Saint Valentine's Day Massacre

When the two satellite radio entities, XM and Sirius, merged, that meant that I as an XM subscriber got to listen to Little Steven's Underground Garage, a station sprung from the entrepreneurship and free time of Steven Van Zandt, E-Street Band guitarist and rock and roll historian. Now it's practically the only station I listen to, as it's one of the few (and maybe the only) station on the line-up that plays music from all different periods, from the fifties to today.

The Underground Garage promotes new artists, and I was taken with a song by a Norwegian band called Cocktail Slippers. The song is called Saint Valentine's Day Massacre, and it was played extensively on the station. I bought the album a few weeks ago, and I learned something a little disturbing: Cocktail Slippers are on Wicked Cool Records, which is Van Zandt's record label. What's more, he produced the album, and wrote the title track.
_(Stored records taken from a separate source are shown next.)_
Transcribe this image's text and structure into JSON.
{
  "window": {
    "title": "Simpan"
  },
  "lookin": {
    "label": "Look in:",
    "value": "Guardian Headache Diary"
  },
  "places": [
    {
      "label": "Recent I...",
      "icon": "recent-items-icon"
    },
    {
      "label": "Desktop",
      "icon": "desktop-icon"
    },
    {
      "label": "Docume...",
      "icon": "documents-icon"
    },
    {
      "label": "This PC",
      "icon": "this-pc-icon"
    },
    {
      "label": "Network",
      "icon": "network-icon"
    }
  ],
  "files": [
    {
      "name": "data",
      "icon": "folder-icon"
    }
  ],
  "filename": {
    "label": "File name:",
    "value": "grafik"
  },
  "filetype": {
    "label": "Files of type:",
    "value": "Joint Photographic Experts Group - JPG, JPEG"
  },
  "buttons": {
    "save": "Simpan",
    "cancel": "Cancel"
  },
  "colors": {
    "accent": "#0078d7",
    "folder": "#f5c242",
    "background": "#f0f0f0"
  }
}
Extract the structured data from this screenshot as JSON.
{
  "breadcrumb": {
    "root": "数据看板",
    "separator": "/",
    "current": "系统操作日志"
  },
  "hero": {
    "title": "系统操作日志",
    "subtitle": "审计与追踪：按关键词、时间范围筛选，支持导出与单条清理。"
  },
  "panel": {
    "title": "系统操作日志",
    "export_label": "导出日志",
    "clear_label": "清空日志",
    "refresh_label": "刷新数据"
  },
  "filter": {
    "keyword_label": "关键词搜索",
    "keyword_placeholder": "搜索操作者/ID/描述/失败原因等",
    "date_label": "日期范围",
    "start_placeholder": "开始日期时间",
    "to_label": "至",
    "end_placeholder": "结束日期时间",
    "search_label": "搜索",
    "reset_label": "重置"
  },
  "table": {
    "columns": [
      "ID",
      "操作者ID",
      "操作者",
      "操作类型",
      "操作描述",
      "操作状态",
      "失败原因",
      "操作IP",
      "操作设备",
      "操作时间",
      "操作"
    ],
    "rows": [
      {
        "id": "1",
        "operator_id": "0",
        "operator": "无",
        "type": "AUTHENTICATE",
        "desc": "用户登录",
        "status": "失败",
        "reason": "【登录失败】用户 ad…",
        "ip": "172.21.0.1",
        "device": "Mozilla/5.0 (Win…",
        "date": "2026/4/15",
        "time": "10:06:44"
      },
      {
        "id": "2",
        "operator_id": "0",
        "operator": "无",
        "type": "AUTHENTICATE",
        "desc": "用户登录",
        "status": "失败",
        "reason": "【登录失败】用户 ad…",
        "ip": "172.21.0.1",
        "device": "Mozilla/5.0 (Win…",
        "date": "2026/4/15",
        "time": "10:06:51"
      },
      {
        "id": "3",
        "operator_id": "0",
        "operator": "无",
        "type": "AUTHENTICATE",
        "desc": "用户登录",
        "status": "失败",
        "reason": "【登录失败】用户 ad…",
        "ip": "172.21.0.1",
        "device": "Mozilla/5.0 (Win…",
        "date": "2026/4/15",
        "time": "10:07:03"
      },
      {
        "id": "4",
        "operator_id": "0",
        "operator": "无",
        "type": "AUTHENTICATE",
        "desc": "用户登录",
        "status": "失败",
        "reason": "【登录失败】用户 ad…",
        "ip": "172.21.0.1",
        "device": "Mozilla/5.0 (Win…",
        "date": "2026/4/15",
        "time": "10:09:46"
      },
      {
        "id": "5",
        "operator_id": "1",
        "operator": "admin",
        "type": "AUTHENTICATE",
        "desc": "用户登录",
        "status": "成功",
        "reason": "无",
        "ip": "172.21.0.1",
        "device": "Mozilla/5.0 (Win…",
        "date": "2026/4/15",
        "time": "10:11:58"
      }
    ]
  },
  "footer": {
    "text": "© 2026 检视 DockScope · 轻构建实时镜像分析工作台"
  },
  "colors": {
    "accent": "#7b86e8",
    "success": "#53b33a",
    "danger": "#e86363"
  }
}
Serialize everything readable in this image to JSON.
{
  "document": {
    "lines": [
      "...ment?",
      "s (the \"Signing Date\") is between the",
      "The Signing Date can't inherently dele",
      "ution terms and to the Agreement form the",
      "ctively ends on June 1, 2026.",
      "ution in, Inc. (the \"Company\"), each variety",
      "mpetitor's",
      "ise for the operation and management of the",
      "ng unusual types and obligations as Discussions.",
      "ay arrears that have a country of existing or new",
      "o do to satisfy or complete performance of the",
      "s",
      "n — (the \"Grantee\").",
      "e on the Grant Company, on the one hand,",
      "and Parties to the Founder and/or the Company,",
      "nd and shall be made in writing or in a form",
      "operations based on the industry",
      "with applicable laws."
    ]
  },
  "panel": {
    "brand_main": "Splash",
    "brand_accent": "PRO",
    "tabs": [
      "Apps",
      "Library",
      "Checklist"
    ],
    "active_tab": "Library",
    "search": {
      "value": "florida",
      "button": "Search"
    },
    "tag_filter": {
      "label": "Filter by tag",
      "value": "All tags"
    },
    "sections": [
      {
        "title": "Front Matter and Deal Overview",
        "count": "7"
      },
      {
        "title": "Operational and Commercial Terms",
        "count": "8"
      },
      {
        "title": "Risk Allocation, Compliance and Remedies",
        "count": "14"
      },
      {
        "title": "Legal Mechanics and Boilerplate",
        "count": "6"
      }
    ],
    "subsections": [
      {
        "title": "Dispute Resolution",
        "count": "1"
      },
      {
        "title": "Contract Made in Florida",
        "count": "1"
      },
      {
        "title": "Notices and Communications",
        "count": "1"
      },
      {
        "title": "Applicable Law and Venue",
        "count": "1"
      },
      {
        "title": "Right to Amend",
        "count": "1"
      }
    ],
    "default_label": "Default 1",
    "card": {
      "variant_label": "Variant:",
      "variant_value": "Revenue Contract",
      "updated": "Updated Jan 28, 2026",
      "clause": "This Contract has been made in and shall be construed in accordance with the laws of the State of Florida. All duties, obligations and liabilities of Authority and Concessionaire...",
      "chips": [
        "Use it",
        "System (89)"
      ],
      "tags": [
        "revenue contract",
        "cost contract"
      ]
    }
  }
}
I'm not sure there's anything inherently wrong with this, as it's on such a small scale, but there's something about it that makes me queasy. It's kind of like when the studios that made movies also owned the theaters (and they were forced to divest about sixty years ago). I suppose it's a small price to pay for commercial-free radio.

I'm also willing to forgive because the song is so friggin' good. It's classic power pop, with a great hook and some terrific lyrics: "Well it's New Year's Eve and you say that you love me, but who'll be the last lover standing on Saint Valentine's Day?" Van Zandt also wrote the last and second-best track, Heard You Got a Thing For Me.

The band consists of five Oslo girls, and they've been packaged, given names that sound either like a Saturday morning cartoon or porno: Rocket Queen, Squirrel, Modesty Blaze, Sugar Cane, and Bella Donna. Being an all-girl band, there are some unavoidable comparisons to The Go-Gos or The Bangles, but Cocktail Slippers have a grittier edge, possibly courtesy of Van Zandt. The songs are all about young love, and if you weren't sure that they are an attempt to be retro, consider the second track, You Do Run, contains a sampling of The Crystals Da Doo Run Run.

This is a fun record, nothing Earth-shattering, and since Van Zandt is always talking about rock and roll being authentic, the fictitious names of the girls is a little too typical of cynical music business branding. But since it's all about the music, I give it all a pass.